Wednesday, January 25, 2006

Dad’s favourites

When we were young, the main person cooking in our house was my mum but she lived by the motto “nobody works seven days a week” so from the age of 7ish on Saturdays, my brother and I (never together!) were allowed to choose and prepare what we ate. I think this was part of the way they taught us to cook and it has definitely worked. When we moved out to go to university we could prepare a very decent meal instead of taste and boiled eggs.

But back to the Saturdays….to prevent us from just getting a takeaway, my dad would encourage us to pick something we could cook ourselves and then he would help us prepare the whole thing. This ranged from Spaghetti Bolognese to leek tarts and more….however, when he had the choice he would pick traditional Dutch dishes or variations on the theme. Dutch traditional food isn’t very exciting and mainly consists of mashed potatoes combined with something (curly kale, andive, carrots and onions, sauerkraut etc) and accompanied by either meatballs or sausages.

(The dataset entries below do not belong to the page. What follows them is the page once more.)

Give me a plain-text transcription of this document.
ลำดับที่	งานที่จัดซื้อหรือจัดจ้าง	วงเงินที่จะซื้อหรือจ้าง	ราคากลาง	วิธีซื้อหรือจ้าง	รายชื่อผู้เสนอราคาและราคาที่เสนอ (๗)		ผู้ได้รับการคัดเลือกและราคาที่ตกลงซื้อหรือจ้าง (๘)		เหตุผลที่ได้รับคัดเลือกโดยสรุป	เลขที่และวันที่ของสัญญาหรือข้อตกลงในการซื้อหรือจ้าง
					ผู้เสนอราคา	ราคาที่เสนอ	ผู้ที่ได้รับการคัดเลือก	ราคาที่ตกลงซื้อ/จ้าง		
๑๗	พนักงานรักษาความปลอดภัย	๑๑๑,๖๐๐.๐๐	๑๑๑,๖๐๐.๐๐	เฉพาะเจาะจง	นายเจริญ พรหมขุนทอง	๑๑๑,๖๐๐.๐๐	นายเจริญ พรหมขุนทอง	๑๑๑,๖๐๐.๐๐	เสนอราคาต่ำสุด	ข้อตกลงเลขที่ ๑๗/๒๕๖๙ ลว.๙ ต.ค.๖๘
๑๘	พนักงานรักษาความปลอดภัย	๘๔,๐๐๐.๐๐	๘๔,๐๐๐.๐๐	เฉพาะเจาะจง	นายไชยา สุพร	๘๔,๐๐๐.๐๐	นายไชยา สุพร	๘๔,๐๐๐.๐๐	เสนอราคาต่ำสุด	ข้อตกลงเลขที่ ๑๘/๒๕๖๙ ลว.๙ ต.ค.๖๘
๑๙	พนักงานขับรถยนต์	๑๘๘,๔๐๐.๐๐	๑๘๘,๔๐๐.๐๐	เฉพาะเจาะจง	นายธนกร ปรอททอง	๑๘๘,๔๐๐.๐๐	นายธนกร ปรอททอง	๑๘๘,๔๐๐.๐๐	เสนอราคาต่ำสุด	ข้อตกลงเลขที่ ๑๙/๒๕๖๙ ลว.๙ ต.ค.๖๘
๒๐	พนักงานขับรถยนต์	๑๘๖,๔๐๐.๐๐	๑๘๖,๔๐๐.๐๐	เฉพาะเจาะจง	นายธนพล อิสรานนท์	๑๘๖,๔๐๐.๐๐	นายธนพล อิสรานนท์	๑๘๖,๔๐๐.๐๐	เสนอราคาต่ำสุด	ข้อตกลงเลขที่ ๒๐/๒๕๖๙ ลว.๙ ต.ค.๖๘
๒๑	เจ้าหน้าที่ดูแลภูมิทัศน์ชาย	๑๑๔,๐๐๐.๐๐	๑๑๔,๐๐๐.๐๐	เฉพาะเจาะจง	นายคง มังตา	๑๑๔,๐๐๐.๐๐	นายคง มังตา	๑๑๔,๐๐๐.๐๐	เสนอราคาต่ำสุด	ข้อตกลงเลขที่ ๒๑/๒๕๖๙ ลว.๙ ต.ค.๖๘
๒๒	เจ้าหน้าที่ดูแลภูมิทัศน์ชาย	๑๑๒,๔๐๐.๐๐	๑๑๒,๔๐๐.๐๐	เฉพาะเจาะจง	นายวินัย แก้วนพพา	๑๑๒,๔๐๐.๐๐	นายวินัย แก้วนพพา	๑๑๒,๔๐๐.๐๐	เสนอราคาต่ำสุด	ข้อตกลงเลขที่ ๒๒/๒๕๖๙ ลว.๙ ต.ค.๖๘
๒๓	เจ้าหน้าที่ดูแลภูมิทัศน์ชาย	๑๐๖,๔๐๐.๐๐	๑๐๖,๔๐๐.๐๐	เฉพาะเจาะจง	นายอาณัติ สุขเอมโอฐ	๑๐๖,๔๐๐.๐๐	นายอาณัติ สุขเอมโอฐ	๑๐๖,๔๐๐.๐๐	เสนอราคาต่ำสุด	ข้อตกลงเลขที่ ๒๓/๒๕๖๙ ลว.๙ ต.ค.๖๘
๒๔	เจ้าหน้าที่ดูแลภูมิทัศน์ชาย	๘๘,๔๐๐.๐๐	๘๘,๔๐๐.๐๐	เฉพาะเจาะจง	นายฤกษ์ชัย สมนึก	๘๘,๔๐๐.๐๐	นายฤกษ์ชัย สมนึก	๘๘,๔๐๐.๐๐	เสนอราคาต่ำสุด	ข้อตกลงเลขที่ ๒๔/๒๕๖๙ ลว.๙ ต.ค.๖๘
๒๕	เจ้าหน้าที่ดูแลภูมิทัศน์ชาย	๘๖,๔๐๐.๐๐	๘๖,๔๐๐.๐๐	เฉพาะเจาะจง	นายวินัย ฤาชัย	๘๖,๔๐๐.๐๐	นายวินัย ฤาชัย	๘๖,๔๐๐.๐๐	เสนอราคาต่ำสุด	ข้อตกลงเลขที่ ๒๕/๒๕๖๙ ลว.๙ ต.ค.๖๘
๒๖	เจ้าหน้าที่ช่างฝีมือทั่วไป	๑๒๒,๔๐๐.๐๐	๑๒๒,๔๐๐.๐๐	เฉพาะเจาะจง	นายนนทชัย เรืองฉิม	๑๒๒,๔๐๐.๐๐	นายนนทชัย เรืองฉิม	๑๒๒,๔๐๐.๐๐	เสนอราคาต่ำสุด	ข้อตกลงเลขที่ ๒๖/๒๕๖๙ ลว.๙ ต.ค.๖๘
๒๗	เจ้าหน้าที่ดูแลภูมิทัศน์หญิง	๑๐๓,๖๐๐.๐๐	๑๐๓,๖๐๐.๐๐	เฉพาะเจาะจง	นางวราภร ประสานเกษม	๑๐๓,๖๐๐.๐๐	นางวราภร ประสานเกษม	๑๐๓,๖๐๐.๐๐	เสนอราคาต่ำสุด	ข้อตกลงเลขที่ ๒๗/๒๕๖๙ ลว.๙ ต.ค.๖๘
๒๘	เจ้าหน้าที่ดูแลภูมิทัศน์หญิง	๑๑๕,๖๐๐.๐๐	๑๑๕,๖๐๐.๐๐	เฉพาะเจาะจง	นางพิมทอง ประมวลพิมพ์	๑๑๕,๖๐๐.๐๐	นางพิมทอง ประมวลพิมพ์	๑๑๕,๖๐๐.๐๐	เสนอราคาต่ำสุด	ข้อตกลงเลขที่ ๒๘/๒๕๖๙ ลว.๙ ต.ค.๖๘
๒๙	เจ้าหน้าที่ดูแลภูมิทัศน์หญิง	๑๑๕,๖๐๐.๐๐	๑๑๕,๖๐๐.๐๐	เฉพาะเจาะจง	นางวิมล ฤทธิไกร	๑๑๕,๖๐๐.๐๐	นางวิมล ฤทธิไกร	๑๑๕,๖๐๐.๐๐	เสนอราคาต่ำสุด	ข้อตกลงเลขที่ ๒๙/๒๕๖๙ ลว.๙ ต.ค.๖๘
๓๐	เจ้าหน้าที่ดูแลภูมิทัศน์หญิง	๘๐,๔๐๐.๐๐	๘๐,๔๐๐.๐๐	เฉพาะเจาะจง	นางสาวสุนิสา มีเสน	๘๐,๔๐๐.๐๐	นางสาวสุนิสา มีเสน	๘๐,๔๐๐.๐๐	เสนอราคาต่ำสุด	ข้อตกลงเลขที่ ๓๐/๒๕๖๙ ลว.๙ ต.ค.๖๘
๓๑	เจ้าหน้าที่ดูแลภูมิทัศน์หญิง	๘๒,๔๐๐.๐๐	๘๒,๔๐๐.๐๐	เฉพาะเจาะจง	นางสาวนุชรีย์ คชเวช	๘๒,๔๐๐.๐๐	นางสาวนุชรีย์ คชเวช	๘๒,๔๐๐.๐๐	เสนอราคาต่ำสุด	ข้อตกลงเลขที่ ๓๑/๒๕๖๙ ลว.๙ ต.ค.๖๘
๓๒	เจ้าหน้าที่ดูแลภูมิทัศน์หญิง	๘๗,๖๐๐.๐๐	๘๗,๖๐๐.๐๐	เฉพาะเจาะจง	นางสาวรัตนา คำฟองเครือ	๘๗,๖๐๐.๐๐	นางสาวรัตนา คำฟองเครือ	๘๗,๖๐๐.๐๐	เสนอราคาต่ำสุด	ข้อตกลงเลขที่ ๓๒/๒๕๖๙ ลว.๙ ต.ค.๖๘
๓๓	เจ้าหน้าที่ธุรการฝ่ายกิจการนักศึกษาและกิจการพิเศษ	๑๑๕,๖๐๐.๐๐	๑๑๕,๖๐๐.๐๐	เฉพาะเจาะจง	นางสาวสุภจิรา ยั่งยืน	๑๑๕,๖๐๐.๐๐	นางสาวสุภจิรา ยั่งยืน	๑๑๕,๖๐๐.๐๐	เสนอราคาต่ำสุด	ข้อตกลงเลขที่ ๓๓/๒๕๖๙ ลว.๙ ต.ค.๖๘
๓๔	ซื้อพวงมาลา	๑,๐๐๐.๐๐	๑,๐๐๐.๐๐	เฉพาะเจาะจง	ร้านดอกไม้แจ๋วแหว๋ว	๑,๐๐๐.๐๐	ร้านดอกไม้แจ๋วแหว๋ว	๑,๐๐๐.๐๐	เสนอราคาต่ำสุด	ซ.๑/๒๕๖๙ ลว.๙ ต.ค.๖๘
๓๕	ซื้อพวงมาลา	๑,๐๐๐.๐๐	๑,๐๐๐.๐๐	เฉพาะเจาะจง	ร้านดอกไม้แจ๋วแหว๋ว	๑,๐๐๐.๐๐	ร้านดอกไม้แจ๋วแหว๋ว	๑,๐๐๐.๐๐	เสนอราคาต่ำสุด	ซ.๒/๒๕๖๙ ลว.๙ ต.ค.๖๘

This dish is a variation on the Dutch sauerkraut mash and comes from Hungary. As a kid I found the sauerkraut alone a bit much but these days I love it. It comes with little packages of green cabbage filled with mince, onion and rice, chorizo, bacon and paprika served with mash to heat you up on cold winter nights. So I decided to make this dish even though the winter is once again pathetically warm (all these predictions of the coldest winter ever….maybe it’ll still happen but I’m sceptical). It tasted delicious as usual and brought back many pleasant memories, even without the chorizo, which I didn’t have in the house.

Hungarian Sauerkraut / Csarday (serves 4)
500 g sauerkraut
8 nice green cabbage leaves, without the central vein
400 g mince
4 tbsp boiled rice
1 onion
1 tbsp paprika
1 tsp dried marjoram or oregano
1 egg
salt and pepper
2 slices of bacon, cut into 4 pieces each (not too fatty)
2 small chorizo sausages, in slices
sour cream
Soften the cabbage leaves in boiling water for a few minutes. Fry the onion in butter and mix with the mince, rice, paprika, marjoram, egg, pepper and salt off the heat. Divide into 8 portions and fold each portion into a cabbage leaf. Put the sauerkraut on the bottom of a thick (Le Creuset) pan, then the cabbage rolls followed by the slices of chorizo and finally the bacon. Add some of the juices from the cabbage and simmer for 45 min - 1 hour. Serve in the pan with some sour cream and paprika


Fran said...

Sounds similar to a dish we like but your version is much more sophisticated. Thanks for the idea.

Pille said...

This is an interesting version of my usual stuffed cabbage rolls. Definitely worth trying, especially now that the weather has got a wee bit colder here in Scotland again!